The second factor that contributes to this risk is the enormous slopes of the area, since this volcano has emerged practically on the Cumbre Vieja ridge, with hills of about 1,800-1,900 meters of altitude and a few kilometers from the sea, that is, with a very steep slope in a short distance.
And the last, and most important, is the torrential nature of the rains on La Palma, with highly concentrated rainfall in time and space, continues Andrés Díez, who cites as an example that 80 percent of the rain that falls in the island occurs in the fourth part of the days that it rains.
In addition, 50 percent of the rain episodes are concentrated in a single day and in 45 percent of the rainiest days, more than 200 liters per square meter were registered.

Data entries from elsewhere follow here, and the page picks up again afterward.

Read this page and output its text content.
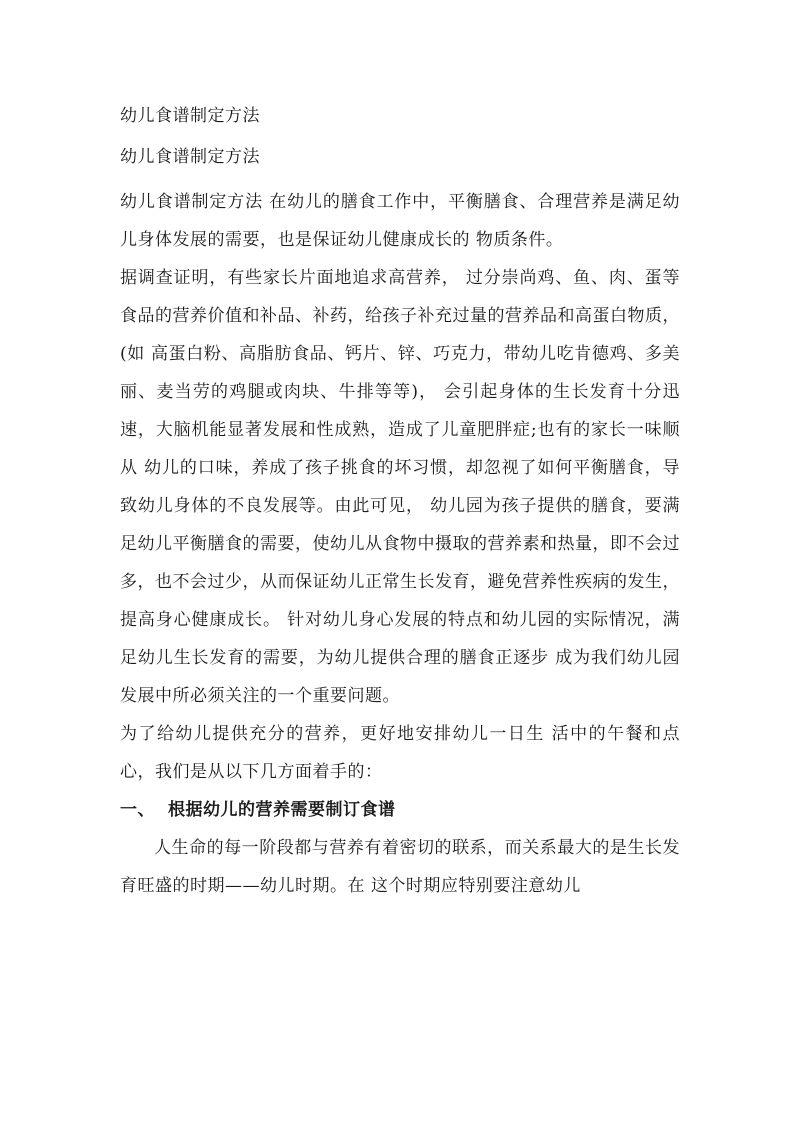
幼儿食谱制定方法

幼儿食谱制定方法

幼儿食谱制定方法 在幼儿的膳食工作中，平衡膳食、合理营养是满足幼儿身体发展的需要，也是保证幼儿健康成长的 物质条件。

据调查证明，有些家长片面地追求高营养， 过分崇尚鸡、鱼、肉、蛋等食品的营养价值和补品、补药，给孩子补充过量的营养品和高蛋白物质，(如 高蛋白粉、高脂肪食品、钙片、锌、巧克力，带幼儿吃肯德鸡、多美丽、麦当劳的鸡腿或肉块、牛排等等)， 会引起身体的生长发育十分迅速，大脑机能显著发展和性成熟，造成了儿童肥胖症;也有的家长一味顺从 幼儿的口味，养成了孩子挑食的坏习惯，却忽视了如何平衡膳食，导致幼儿身体的不良发展等。由此可见， 幼儿园为孩子提供的膳食，要满足幼儿平衡膳食的需要，使幼儿从食物中摄取的营养素和热量，即不会过多，也不会过少，从而保证幼儿正常生长发育，避免营养性疾病的发生，提高身心健康成长。 针对幼儿身心发展的特点和幼儿园的实际情况，满足幼儿生长发育的需要，为幼儿提供合理的膳食正逐步 成为我们幼儿园发展中所必须关注的一个重要问题。

为了给幼儿提供充分的营养，更好地安排幼儿一日生 活中的午餐和点心，我们是从以下几方面着手的：

一、 根据幼儿的营养需要制订食谱

人生命的每一阶段都与营养有着密切的联系，而关系最大的是生长发育旺盛的时期——幼儿时期。在 这个时期应特别要注意幼儿
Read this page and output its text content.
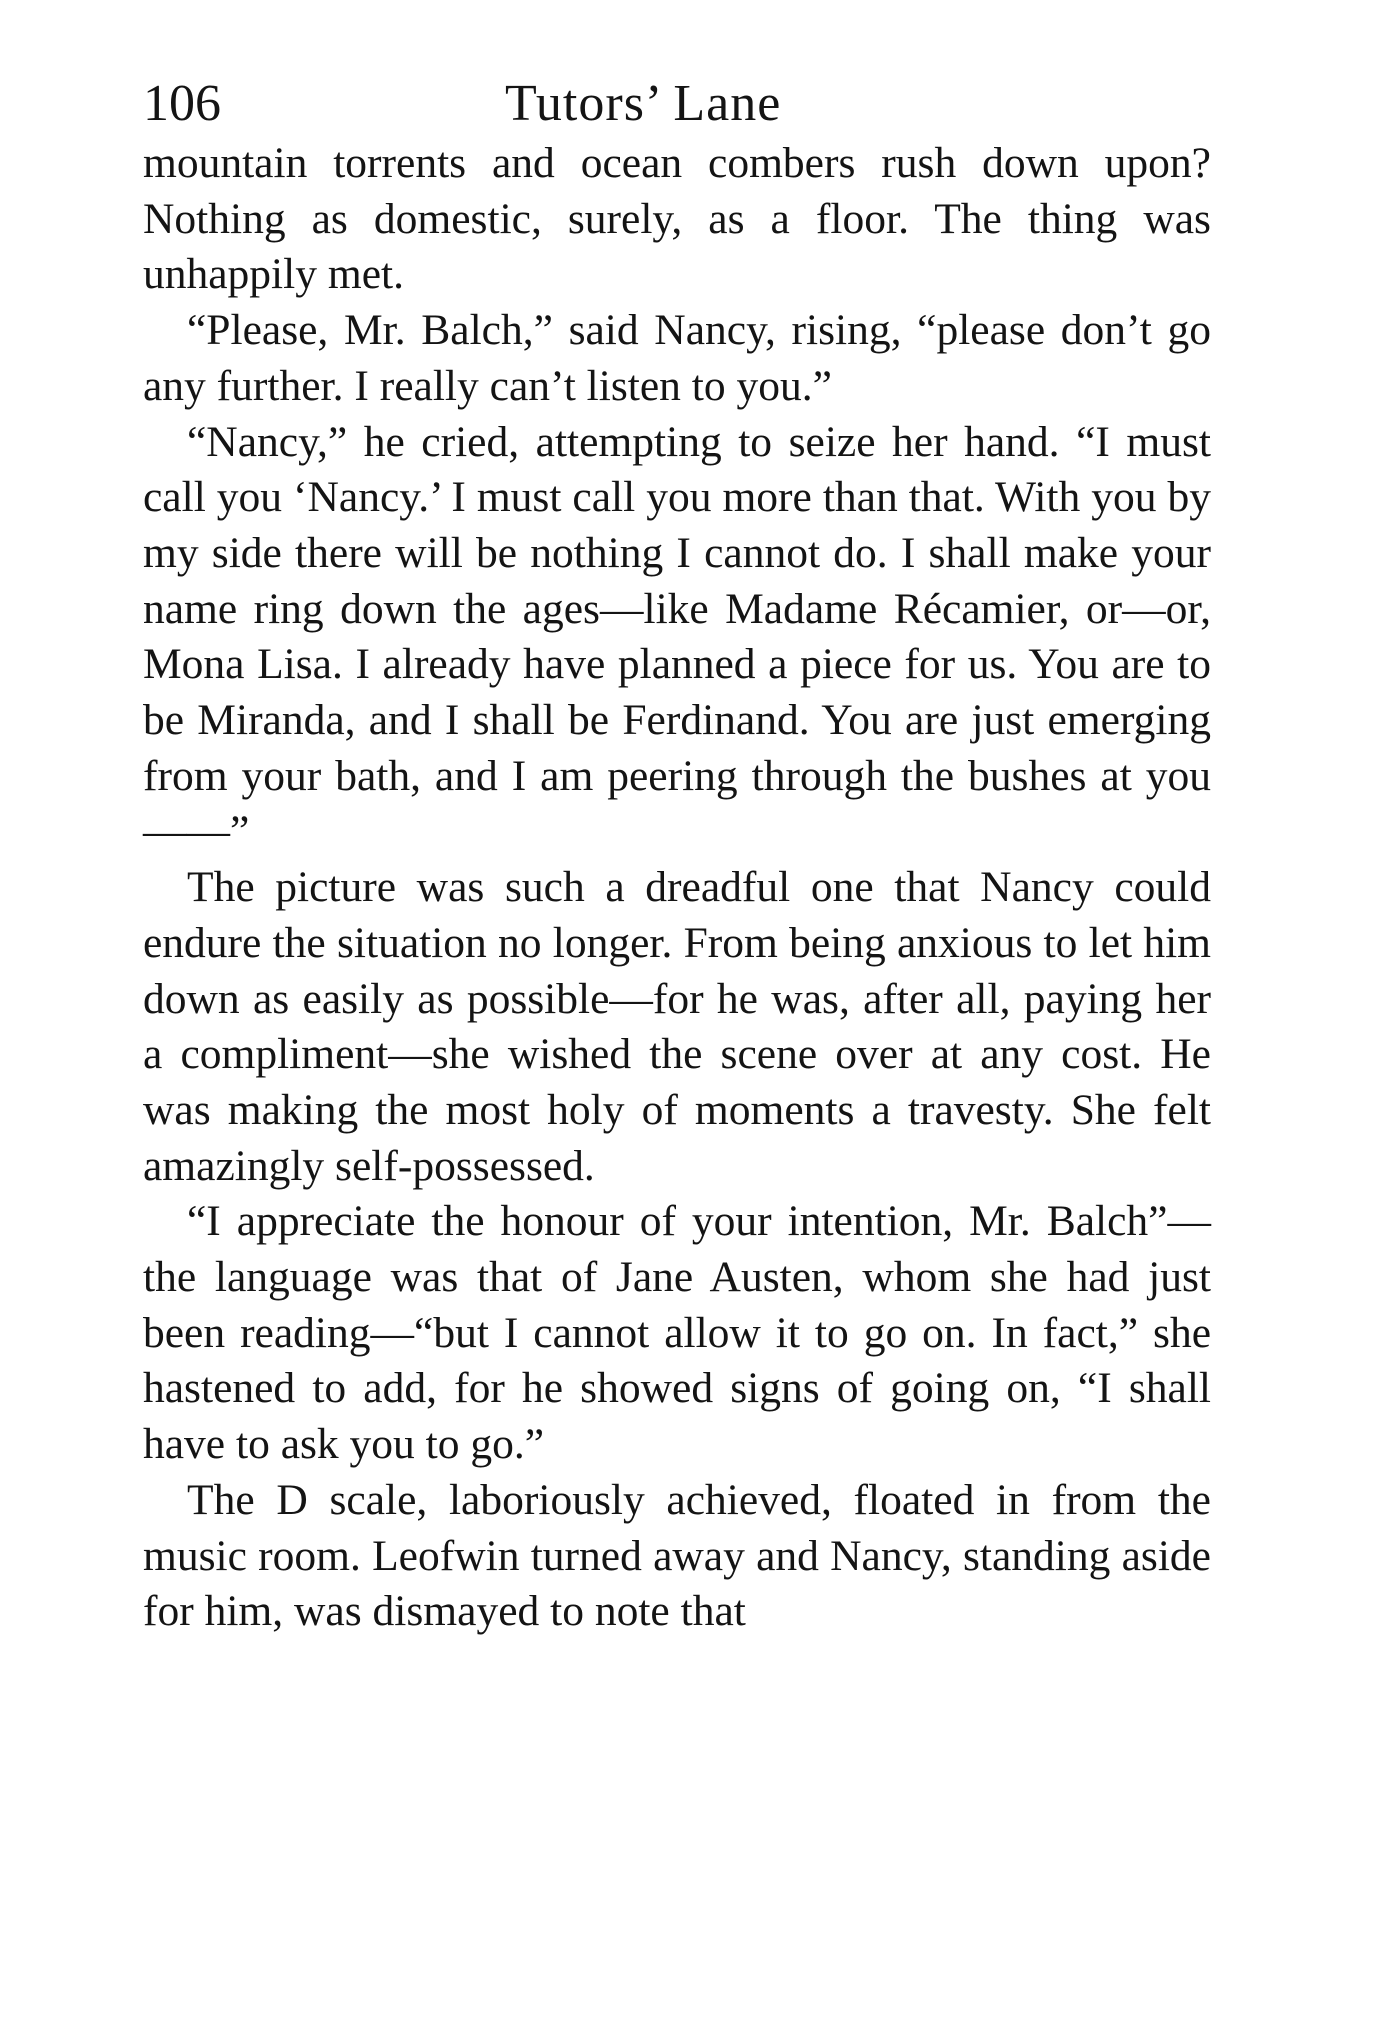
106	Tutors’ Lane

mountain torrents and ocean combers rush down upon? Nothing as domestic, surely, as a floor. The thing was unhappily met.

“Please, Mr. Balch,” said Nancy, rising, “please don’t go any further. I really can’t listen to you.”

“Nancy,” he cried, attempting to seize her hand. “I must call you ‘Nancy.’ I must call you more than that. With you by my side there will be nothing I cannot do. I shall make your name ring down the ages—like Madame Récamier, or—or, Mona Lisa. I already have planned a piece for us. You are to be Miranda, and I shall be Ferdinand. You are just emerging from your bath, and I am peering through the bushes at you——”

The picture was such a dreadful one that Nancy could endure the situation no longer. From being anxious to let him down as easily as possible—for he was, after all, paying her a compliment—she wished the scene over at any cost. He was making the most holy of moments a travesty. She felt amazingly self-possessed.

“I appreciate the honour of your intention, Mr. Balch”—the language was that of Jane Austen, whom she had just been reading—“but I cannot allow it to go on. In fact,” she hastened to add, for he showed signs of going on, “I shall have to ask you to go.”

The D scale, laboriously achieved, floated in from the music room. Leofwin turned away and Nancy, standing aside for him, was dismayed to note that
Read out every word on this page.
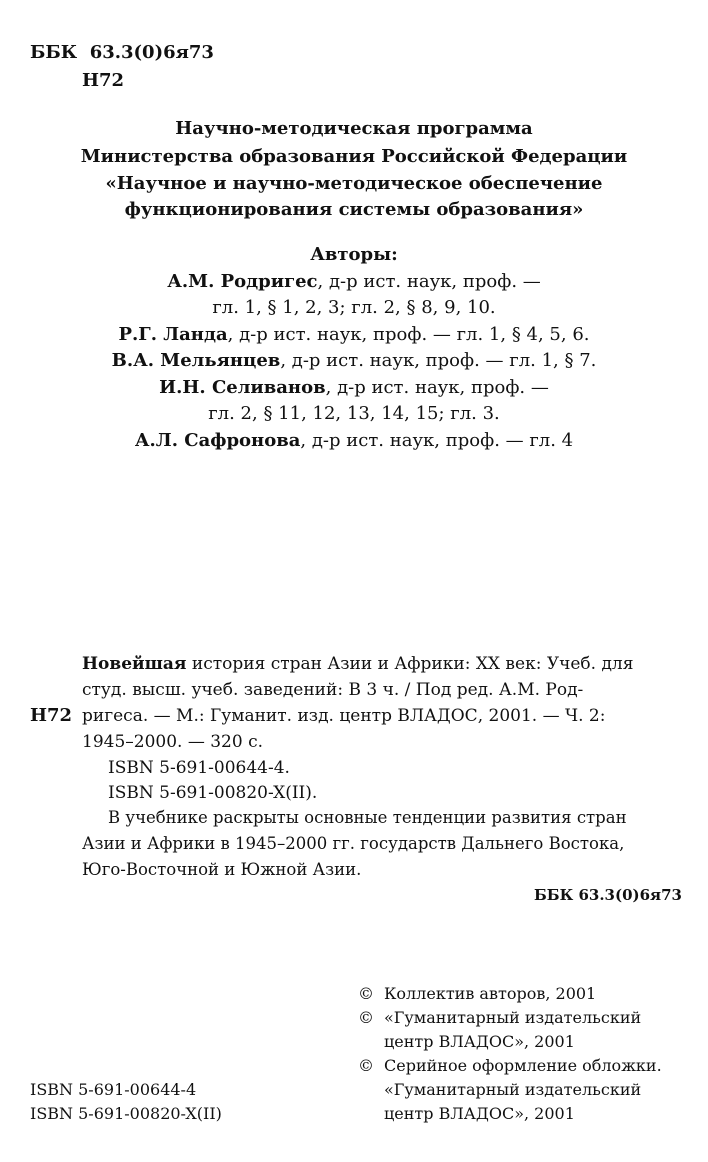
ББК 63.3(0)6я73
Н72
Научно-методическая программа
Министерства образования Российской Федерации
«Научное и научно-методическое обеспечение
функционирования системы образования»
Авторы:
А.М. Родригес, д-р ист. наук, проф. —
гл. 1, § 1, 2, 3; гл. 2, § 8, 9, 10.
Р.Г. Ланда, д-р ист. наук, проф. — гл. 1, § 4, 5, 6.
В.А. Мельянцев, д-р ист. наук, проф. — гл. 1, § 7.
И.Н. Селиванов, д-р ист. наук, проф. —
гл. 2, § 11, 12, 13, 14, 15; гл. 3.
А.Л. Сафронова, д-р ист. наук, проф. — гл. 4
Н72
Новейшая история стран Азии и Африки: XX век: Учеб. для
студ. высш. учеб. заведений: В 3 ч. / Под ред. А.М. Род-
ригеса. — М.: Гуманит. изд. центр ВЛАДОС, 2001. — Ч. 2:
1945–2000. — 320 с.
ISBN 5-691-00644-4.
ISBN 5-691-00820-X(II).
В учебнике раскрыты основные тенденции развития стран
Азии и Африки в 1945–2000 гг. государств Дальнего Востока,
Юго-Восточной и Южной Азии.
ББК 63.3(0)6я73
© Коллектив авторов, 2001
© «Гуманитарный издательский
центр ВЛАДОС», 2001
© Серийное оформление обложки.
«Гуманитарный издательский
центр ВЛАДОС», 2001
ISBN 5-691-00644-4
ISBN 5-691-00820-X(II)
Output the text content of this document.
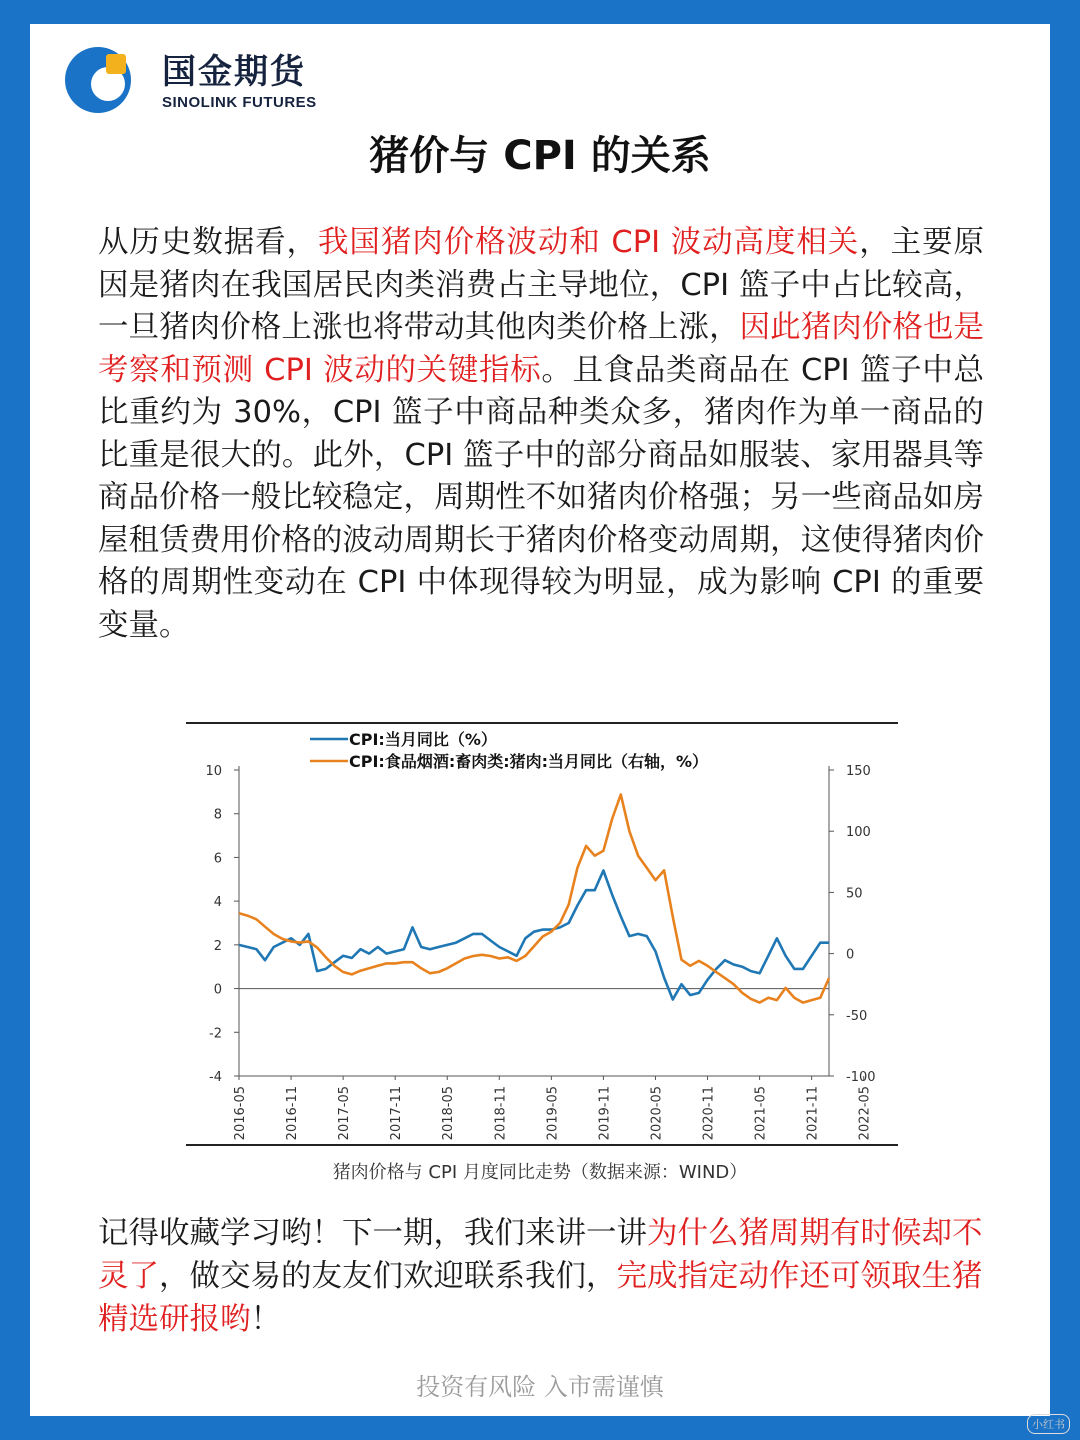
国金期货
SINOLINK FUTURES
猪价与 CPI 的关系
从历史数据看，我国猪肉价格波动和 CPI 波动高度相关，主要原因是猪肉在我国居民肉类消费占主导地位，CPI 篮子中占比较高，一旦猪肉价格上涨也将带动其他肉类价格上涨，因此猪肉价格也是考察和预测 CPI 波动的关键指标。且食品类商品在 CPI 篮子中总比重约为 30%，CPI 篮子中商品种类众多，猪肉作为单一商品的比重是很大的。此外，CPI 篮子中的部分商品如服装、家用器具等商品价格一般比较稳定，周期性不如猪肉价格强；另一些商品如房屋租赁费用价格的波动周期长于猪肉价格变动周期，这使得猪肉价格的周期性变动在 CPI 中体现得较为明显，成为影响 CPI 的重要变量。
-4
-2
0
2
4
6
8
10
-100
-50
0
50
100
150
2016-05	2016-11	2017-05	2017-11	2018-05	2018-11	2019-05	2019-11	2020-05	2020-11	2021-05	2021-11	2022-05
CPI:当月同比（%）
CPI:食品烟酒:畜肉类:猪肉:当月同比（右轴，%）
猪肉价格与 CPI 月度同比走势（数据来源：WIND）
记得收藏学习哟！下一期，我们来讲一讲为什么猪周期有时候却不灵了，做交易的友友们欢迎联系我们，完成指定动作还可领取生猪精选研报哟！
投资有风险 入市需谨慎
小红书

The IGME has undertaken a comprehensive study on this risk that has begun with the analysis of the rain regime on the island, the measurement of the ash fallen in more than 700 points on La Palma and the use of the Iber computer program, developed by the University Polytechnic of Catalonia, in its version 3.1 -the first time it is used in Spain-, to develop a predictive model of what would happen if that ash reached the bottom of the ravines.
With this computer model, it is possible to “see” which areas could be flooded by the mud flow, how thick it would be and at what speed it could flow (and therefore its ability to destroy a bridge, farms or houses) through a multilayer analysis. in which the Complutense University of Madrid has also collaborated.
The Cabildo de La Palma has also provided an inventory of bridges, roads, towns and other infrastructures to determine their status and a list has been created with some 30 conflictive points that could be reached by a flow of mud.
In this way, if torrential rains were to occur on the island, it would be known in advance where it would be necessary to evacuate.